- There are ongoing speculations based on settled legal fees that FTX may be restarted.
- Amidst the restarting clamor, many complications must be navigated across the board.
The collapse of FTX Derivatives Exchange, the once mega trading outfit co-founded by Sam Bankman-Fried caused a lot of hurt for customers and investors across the board. While there was no viable hope that the exchange would come back to life following the hurt and losses incurred, the opposite appears to be happening today.
According to a Bloomberg report, the lawyers advising the crypto trading platform have been charging the firm for services related to the rebooting of the exchange. The sum charged FTX is as high as $13.5 million in legal fees for February and the fees include payment for collaborations with key partners that can help activate the rebooting plans.

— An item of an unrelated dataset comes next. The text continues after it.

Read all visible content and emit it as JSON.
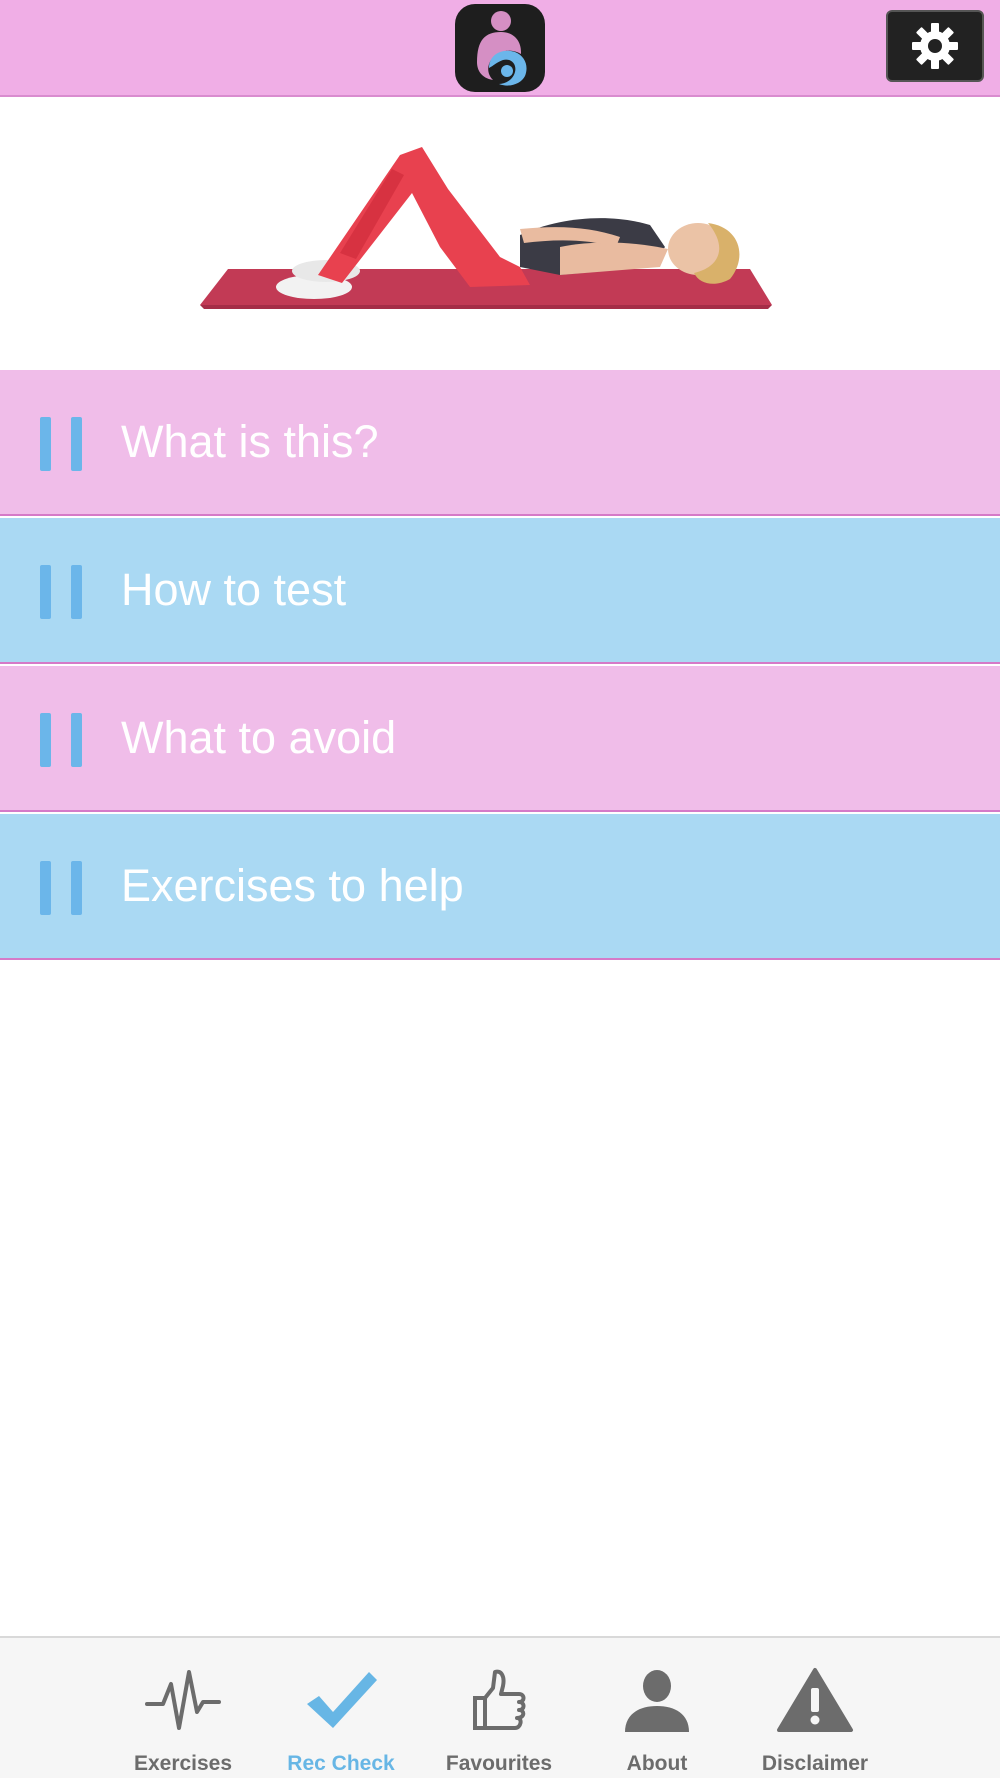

It remains unclear whether or not the leadership of the exchange will be pivoting toward the restart of the trading platform However, John Ray III, the veteran that is in charge of the firm at the moment once revealed plans to relaunch FTX.com, the international offshoot of the platform While his aim is hinged on returning maximal value to shareholders and creditors, the complication surrounding the move remains quite enormous at this time.
The exchange’s lawyers and personnel have uncovered the total sum of $7.3 billion from the more than $11.3 billion it is currently owing investors. While balancing this sum will be one of the first major challenges the firm will face in the proposed effort to go back to business, navigating legal challenges with respect to regulatory demands is another thing.

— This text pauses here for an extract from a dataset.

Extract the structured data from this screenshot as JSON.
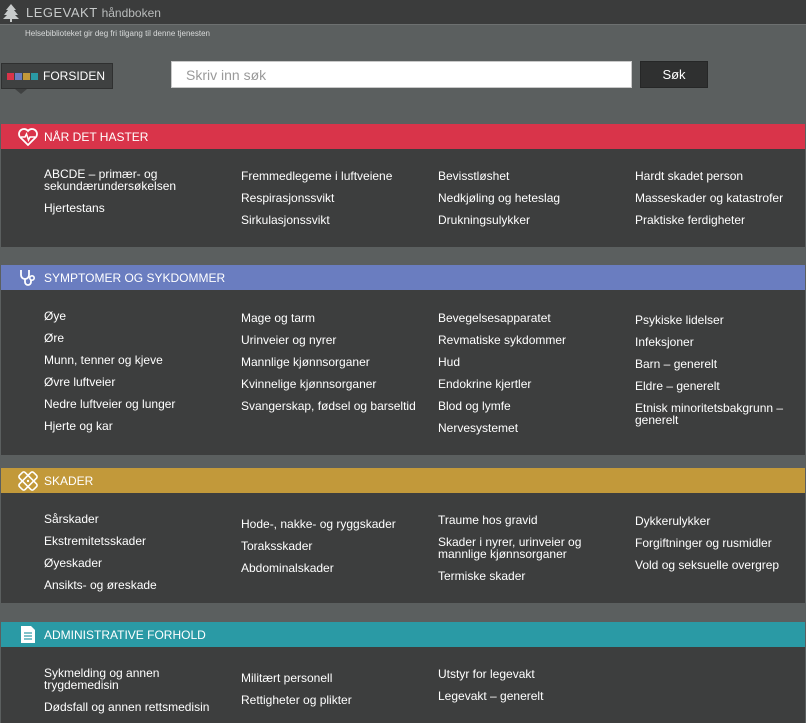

Though the trading platform is not under scrutiny from the United States Securities and Exchange Commission (SEC) by covering its bankruptcy, a return to the business may stock the regulator who has placed exchanges on its radar in recent times.
FTX restart plans may unnerve customers
When FTX filed for bankruptcy, it said it had between 100,000 to 1 million creditors, most of whom remain unpaid to date. Although customers of the Japanese outfit of the trading platform have regained access to their locked funds as the subsidiary was one of the few solvent entities, customers of the parent company remain locked out of their funds.
Until the repayment of these users is completed or processed to a very large extent, an attempt to restart the trading platform is certainly going to unnerve the customers in a great way.
The efforts to restart FTX will likely feature two distinct measures. The first may be to reboot the platform in a bid to give users an avenue to claim and withdraw their funds. This will be easy, however, efforts to start up the exchange for full-blown business activities may introduce complications that will be hard to navigate.
“When we talk about restarting — rebooting — it’s not totally clear what they have in mind,” aid Daniel Tramel Stabile, a partner at law firm Winston & Strawn LLP
There could be a rebooting in the sense of reopening the exchange with a limited purpose for getting assets off the exchange.